An international survey on how much, or how little, people across 46 countries value the journalism provided by public service broadcasters (PSBs) has put Finnish Broadcasting Company, Yle at the top of the list.
Nearly 90 per cent of the Reuters Institute at the University of Oxford survey respondents in Finland said they considered the news provided by Yle to be either very or fairly reliable, compared to 85 per cent in the previous survey.
Only three per cent said they considered Yle’s news content to be “very unreliable”.
Among respondents who revealed their own political party allegiances, supporters of the Centre Party, National Coalition Party (NCP), Social Democratic Party, Left Alliance and Green Party were in the same range of between 84 and 89 per cent on how important publicly funded news sources were to society.

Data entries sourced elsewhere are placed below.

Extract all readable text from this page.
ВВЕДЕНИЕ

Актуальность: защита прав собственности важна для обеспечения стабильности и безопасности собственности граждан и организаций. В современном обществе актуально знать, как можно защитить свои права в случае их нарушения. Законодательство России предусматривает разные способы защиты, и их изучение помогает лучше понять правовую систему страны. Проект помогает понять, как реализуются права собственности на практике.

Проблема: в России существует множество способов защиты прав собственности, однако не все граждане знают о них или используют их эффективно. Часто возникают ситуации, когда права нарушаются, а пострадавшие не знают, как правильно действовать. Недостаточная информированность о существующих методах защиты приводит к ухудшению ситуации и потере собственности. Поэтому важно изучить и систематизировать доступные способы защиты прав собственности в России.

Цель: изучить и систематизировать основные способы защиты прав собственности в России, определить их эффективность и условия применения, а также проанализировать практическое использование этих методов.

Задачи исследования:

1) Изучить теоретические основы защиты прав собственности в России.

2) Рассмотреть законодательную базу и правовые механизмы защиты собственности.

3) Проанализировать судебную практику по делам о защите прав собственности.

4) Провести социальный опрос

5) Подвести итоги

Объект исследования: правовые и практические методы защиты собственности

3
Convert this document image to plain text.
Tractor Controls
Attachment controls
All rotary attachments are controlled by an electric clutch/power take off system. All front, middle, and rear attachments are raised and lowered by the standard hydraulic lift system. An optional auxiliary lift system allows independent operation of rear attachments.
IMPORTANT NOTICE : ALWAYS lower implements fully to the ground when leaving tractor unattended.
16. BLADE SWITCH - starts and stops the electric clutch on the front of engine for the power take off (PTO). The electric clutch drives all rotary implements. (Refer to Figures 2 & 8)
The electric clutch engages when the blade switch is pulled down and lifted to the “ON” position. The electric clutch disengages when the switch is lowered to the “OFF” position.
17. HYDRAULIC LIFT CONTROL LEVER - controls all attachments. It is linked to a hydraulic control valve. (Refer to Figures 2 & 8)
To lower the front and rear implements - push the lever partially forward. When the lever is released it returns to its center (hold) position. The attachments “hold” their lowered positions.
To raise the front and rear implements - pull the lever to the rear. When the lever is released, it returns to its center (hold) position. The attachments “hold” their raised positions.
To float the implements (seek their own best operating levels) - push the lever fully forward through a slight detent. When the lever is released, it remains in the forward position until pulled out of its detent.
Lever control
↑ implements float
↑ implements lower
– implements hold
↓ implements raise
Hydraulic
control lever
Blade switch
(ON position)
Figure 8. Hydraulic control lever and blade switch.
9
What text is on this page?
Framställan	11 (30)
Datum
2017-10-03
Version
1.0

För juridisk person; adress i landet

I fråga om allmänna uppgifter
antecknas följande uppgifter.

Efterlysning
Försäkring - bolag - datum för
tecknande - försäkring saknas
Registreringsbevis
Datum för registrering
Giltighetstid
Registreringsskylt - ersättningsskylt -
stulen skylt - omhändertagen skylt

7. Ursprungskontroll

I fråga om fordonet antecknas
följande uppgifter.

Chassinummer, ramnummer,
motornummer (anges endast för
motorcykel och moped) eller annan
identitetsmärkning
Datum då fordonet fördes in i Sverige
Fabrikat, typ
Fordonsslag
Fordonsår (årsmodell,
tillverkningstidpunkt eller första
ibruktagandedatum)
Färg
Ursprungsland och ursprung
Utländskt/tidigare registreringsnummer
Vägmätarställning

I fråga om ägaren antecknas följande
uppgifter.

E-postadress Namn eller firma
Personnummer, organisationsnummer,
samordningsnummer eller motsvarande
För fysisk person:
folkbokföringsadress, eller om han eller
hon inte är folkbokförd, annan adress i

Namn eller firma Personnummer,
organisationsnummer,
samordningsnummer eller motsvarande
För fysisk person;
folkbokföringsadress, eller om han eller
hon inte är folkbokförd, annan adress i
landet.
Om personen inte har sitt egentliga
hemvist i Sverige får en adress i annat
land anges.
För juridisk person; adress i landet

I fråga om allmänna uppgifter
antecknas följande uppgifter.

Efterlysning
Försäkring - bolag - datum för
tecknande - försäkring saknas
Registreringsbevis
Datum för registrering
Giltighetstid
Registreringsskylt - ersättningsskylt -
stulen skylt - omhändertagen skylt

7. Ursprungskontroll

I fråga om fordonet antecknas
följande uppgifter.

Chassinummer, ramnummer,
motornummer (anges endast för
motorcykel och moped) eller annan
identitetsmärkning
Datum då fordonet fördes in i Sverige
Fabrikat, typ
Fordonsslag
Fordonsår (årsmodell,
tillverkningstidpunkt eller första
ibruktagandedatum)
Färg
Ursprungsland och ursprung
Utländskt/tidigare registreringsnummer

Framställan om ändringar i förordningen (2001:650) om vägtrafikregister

Only around 65 per cent of Finns Party voters, however, said they thought that publicly funded news services were very or fairly important to society.
The NCP and the Finns Party, part of the newly-created Finnish Coalition Government, have proposed cutting Yle’s funding by up to a quarter.
Researcher at the University of Tampere, Esa Reunanen said the proposed cuts might reflect increased criticism by private media companies who blame public service broadcasters for unfair competition in the digital world “combined with a more politically-driven right-wing criticism targeted at Yle’s news”.